Once the loop ends, another loop works backwards from the goal state to he initial state, through the map that was built, and recording each step in a solution list.

Task3

In task three we had to draw some stuff by hand. Yea, not much to show here...

Task4

Here we have to describe the search strategy search.c uses. It states that it is a depth first search, but this does not appear to be the case at all. Looking at how the "list" storing states to check is implemented, i(and a few other people) found that it is actually a binary search tree, not a standard list/queue(which is what you usually be used for depth first/breadth first search).

After much puzzling at the code, we eventually surmised that when a state is added to the tree, its "Manhattan distance" is calculated, as an estimate as to its "closeness" to the goal state. This distance is then used as the key in the binary search tree, meaning that the whole tree is set up from left to right in increasing improbability of being the next state needed. When the next state to be searched is picked, the left most state in the tree, ie the state with the smallest manahttan distance, is used.

Therefor, it seems that the search is best first, not breadth or depth first.

Task5

Here we are asked to fun "the search code", and compare that solution to ours "state graph". I presume this means we are supposed to set up the search function to do what we did by hand in task 3, and then compare the results.

Results:

123
456
.78
 ->
123
456
7.8
 ->
123
456
78.
 ->
Visited 5 states

With such a small set of data, its kind hard to compare.
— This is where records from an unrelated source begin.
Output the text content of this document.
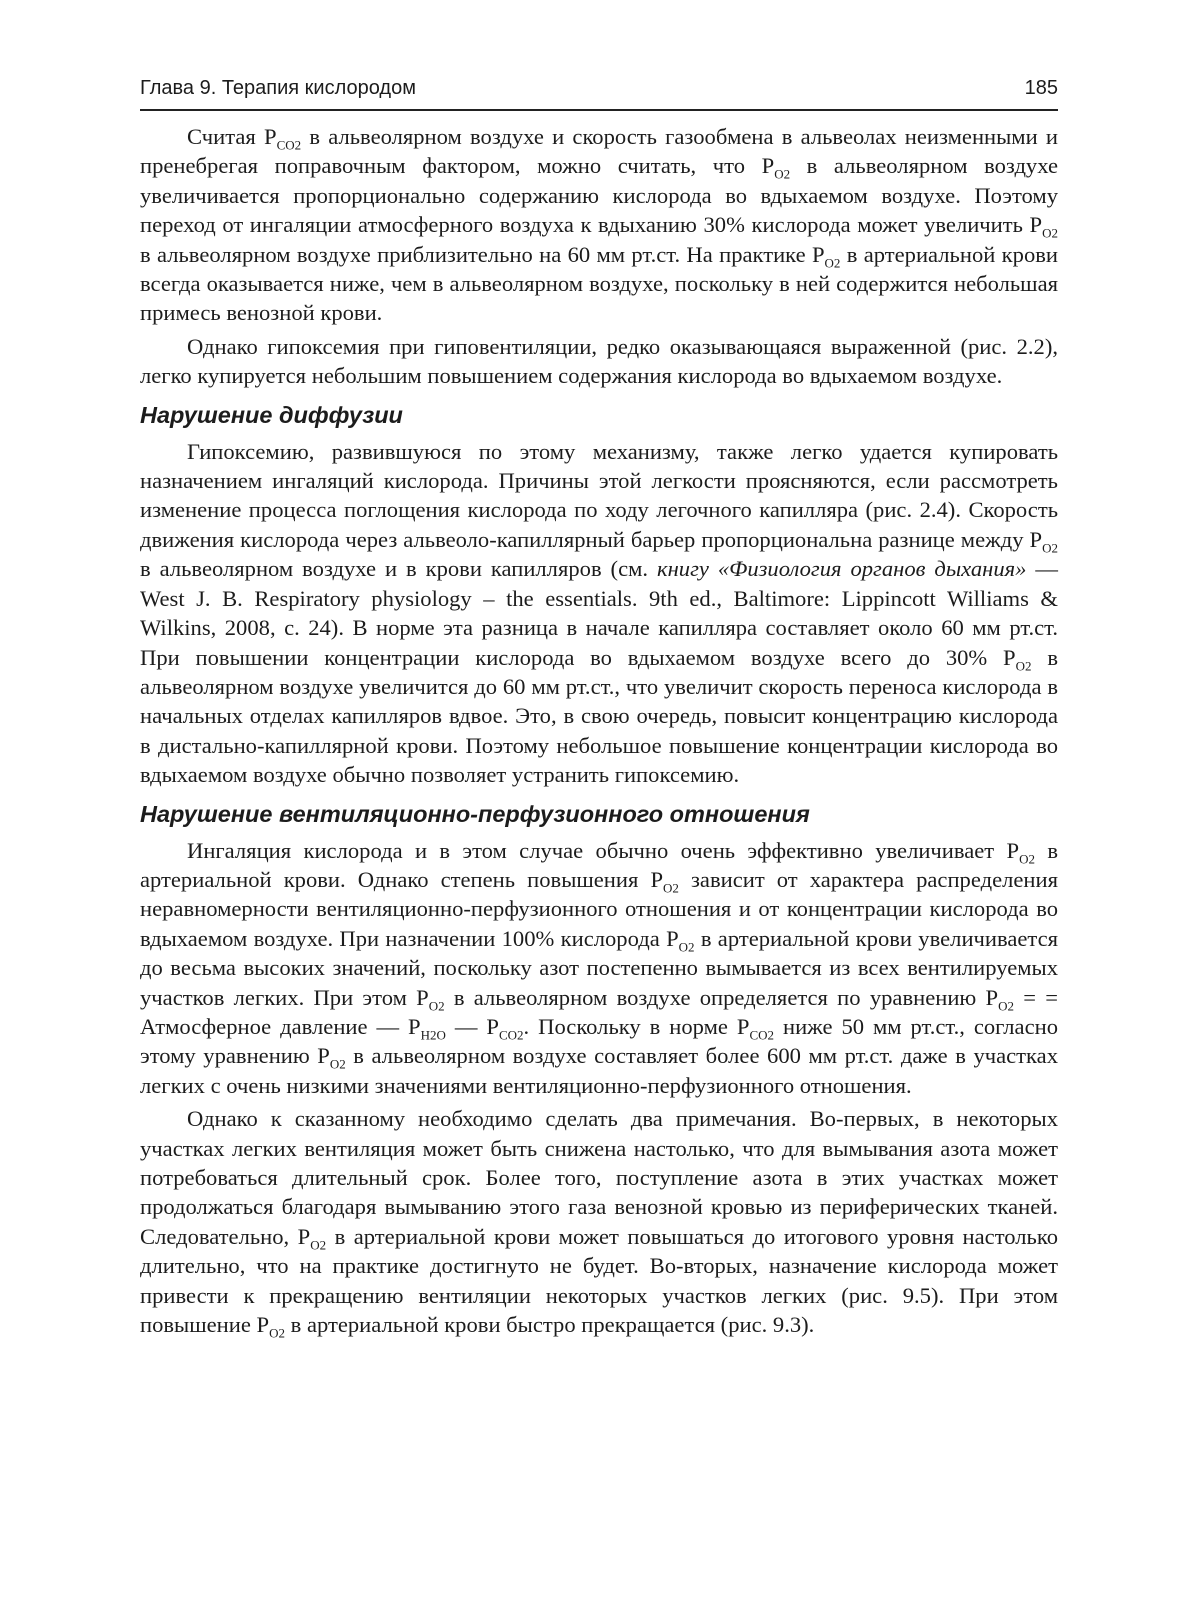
Глава 9. Терапия кислородом	185

Считая $P_{CO2}$ в альвеолярном воздухе и скорость газообмена в альвеолах неизменными и пренебрегая поправочным фактором, можно считать, что $P_{O2}$ в альвеолярном воздухе увеличивается пропорционально содержанию кислорода во вдыхаемом воздухе. Поэтому переход от ингаляции атмосферного воздуха к вдыханию 30% кислорода может увеличить $P_{O2}$ в альвеолярном воздухе приблизительно на 60 мм рт.ст. На практике $P_{O2}$ в артериальной крови всегда оказывается ниже, чем в альвеолярном воздухе, поскольку в ней содержится небольшая примесь венозной крови.

Однако гипоксемия при гиповентиляции, редко оказывающаяся выраженной (рис. 2.2), легко купируется небольшим повышением содержания кислорода во вдыхаемом воздухе.

Нарушение диффузии

Гипоксемию, развившуюся по этому механизму, также легко удается купировать назначением ингаляций кислорода. Причины этой легкости проясняются, если рассмотреть изменение процесса поглощения кислорода по ходу легочного капилляра (рис. 2.4). Скорость движения кислорода через альвеоло-капиллярный барьер пропорциональна разнице между $P_{O2}$ в альвеолярном воздухе и в крови капилляров (см. книгу «Физиология органов дыхания» — West J. B. Respiratory physiology – the essentials. 9th ed., Baltimore: Lippincott Williams & Wilkins, 2008, с. 24). В норме эта разница в начале капилляра составляет около 60 мм рт.ст. При повышении концентрации кислорода во вдыхаемом воздухе всего до 30% $P_{O2}$ в альвеолярном воздухе увеличится до 60 мм рт.ст., что увеличит скорость переноса кислорода в начальных отделах капилляров вдвое. Это, в свою очередь, повысит концентрацию кислорода в дистально-капиллярной крови. Поэтому небольшое повышение концентрации кислорода во вдыхаемом воздухе обычно позволяет устранить гипоксемию.

Нарушение вентиляционно-перфузионного отношения

Ингаляция кислорода и в этом случае обычно очень эффективно увеличивает $P_{O2}$ в артериальной крови. Однако степень повышения $P_{O2}$ зависит от характера распределения неравномерности вентиляционно-перфузионного отношения и от концентрации кислорода во вдыхаемом воздухе. При назначении 100% кислорода $P_{O2}$ в артериальной крови увеличивается до весьма высоких значений, поскольку азот постепенно вымывается из всех вентилируемых участков легких. При этом $P_{O2}$ в альвеолярном воздухе определяется по уравнению $P_{O2}$ = = Атмосферное давление — $P_{H2O}$ — $P_{CO2}$. Поскольку в норме $P_{CO2}$ ниже 50 мм рт.ст., согласно этому уравнению $P_{O2}$ в альвеолярном воздухе составляет более 600 мм рт.ст. даже в участках легких с очень низкими значениями вентиляционно-перфузионного отношения.

Однако к сказанному необходимо сделать два примечания. Во-первых, в некоторых участках легких вентиляция может быть снижена настолько, что для вымывания азота может потребоваться длительный срок. Более того, поступление азота в этих участках может продолжаться благодаря вымыванию этого газа венозной кровью из периферических тканей. Следовательно, $P_{O2}$ в артериальной крови может повышаться до итогового уровня настолько длительно, что на практике достигнуто не будет. Во-вторых, назначение кислорода может привести к прекращению вентиляции некоторых участков легких (рис. 9.5). При этом повышение $P_{O2}$ в артериальной крови быстро прекращается (рис. 9.3).
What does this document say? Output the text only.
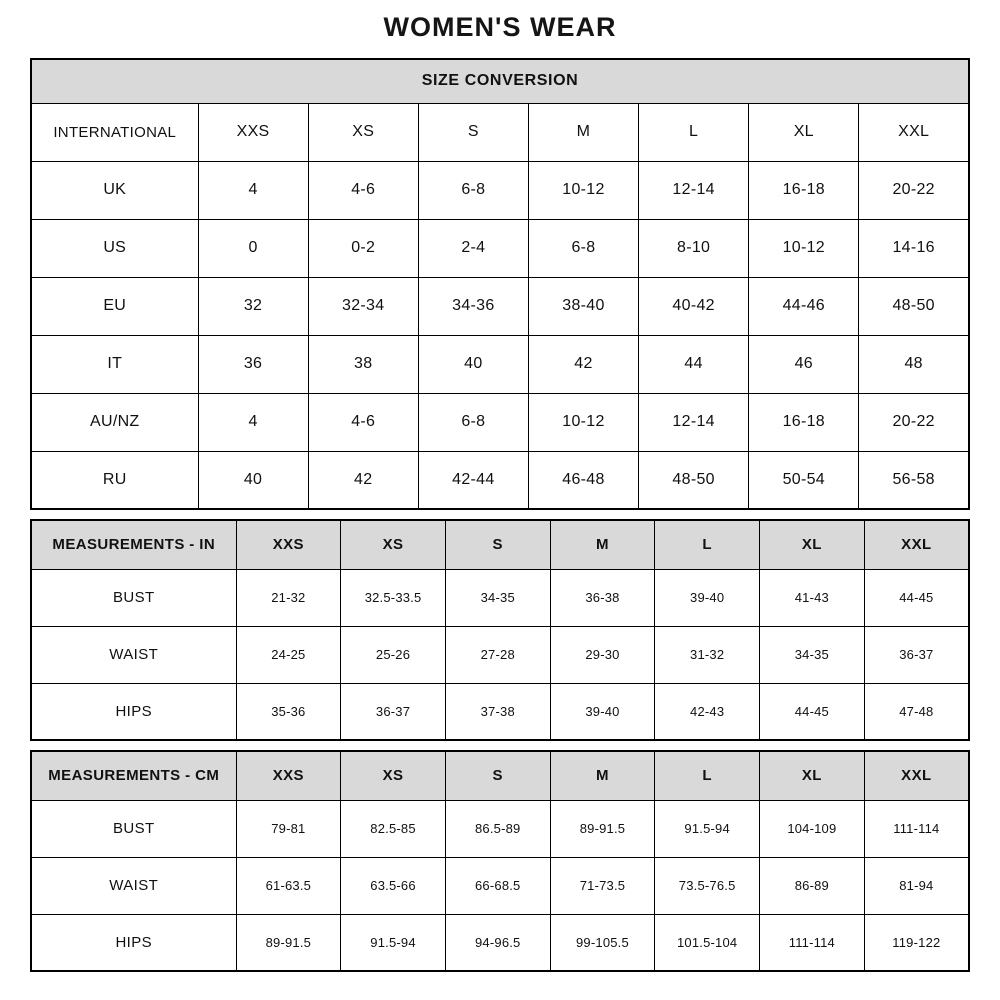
WOMEN'S WEAR
SIZE CONVERSION							
INTERNATIONAL	XXS	XS	S	M	L	XL	XXL
UK	4	4-6	6-8	10-12	12-14	16-18	20-22
US	0	0-2	2-4	6-8	8-10	10-12	14-16
EU	32	32-34	34-36	38-40	40-42	44-46	48-50
IT	36	38	40	42	44	46	48
AU/NZ	4	4-6	6-8	10-12	12-14	16-18	20-22
RU	40	42	42-44	46-48	48-50	50-54	56-58
MEASUREMENTS - IN	XXS	XS	S	M	L	XL	XXL
BUST	21-32	32.5-33.5	34-35	36-38	39-40	41-43	44-45
WAIST	24-25	25-26	27-28	29-30	31-32	34-35	36-37
HIPS	35-36	36-37	37-38	39-40	42-43	44-45	47-48
MEASUREMENTS - CM	XXS	XS	S	M	L	XL	XXL
BUST	79-81	82.5-85	86.5-89	89-91.5	91.5-94	104-109	111-114
WAIST	61-63.5	63.5-66	66-68.5	71-73.5	73.5-76.5	86-89	81-94
HIPS	89-91.5	91.5-94	94-96.5	99-105.5	101.5-104	111-114	119-122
However, what could be said is that when solving it by hand, all(most?) humans wouldn't need to visit the two extra states that the search function did.

Task6

Here we had to convert the provided depth first search function, into a breadth first one, by changing one line of code. However, as we have actually been provided with a best first function, it is kinda hard to do this task.

However, i guess what they where wanting was for us to convert a last in first out stack policy, into a first in first out one.

Tasks 7 and 8 also dealt with breadth/depth first functions, so i couldn't do those either.

Lab Problems

As usual, this lab had quite a few problems. The most major would obviously be the fact that the search function we where given is not the one we need for doing the tasks.

Also, as usual, the code we are supposed to be trying to understand had little to no commenting, and often used code that we have not yet been taught, making it quite hard to unravel ourselves.

The use of the imaginary "wt" write flag came up again, which was annoying for me doing this lab on Linux.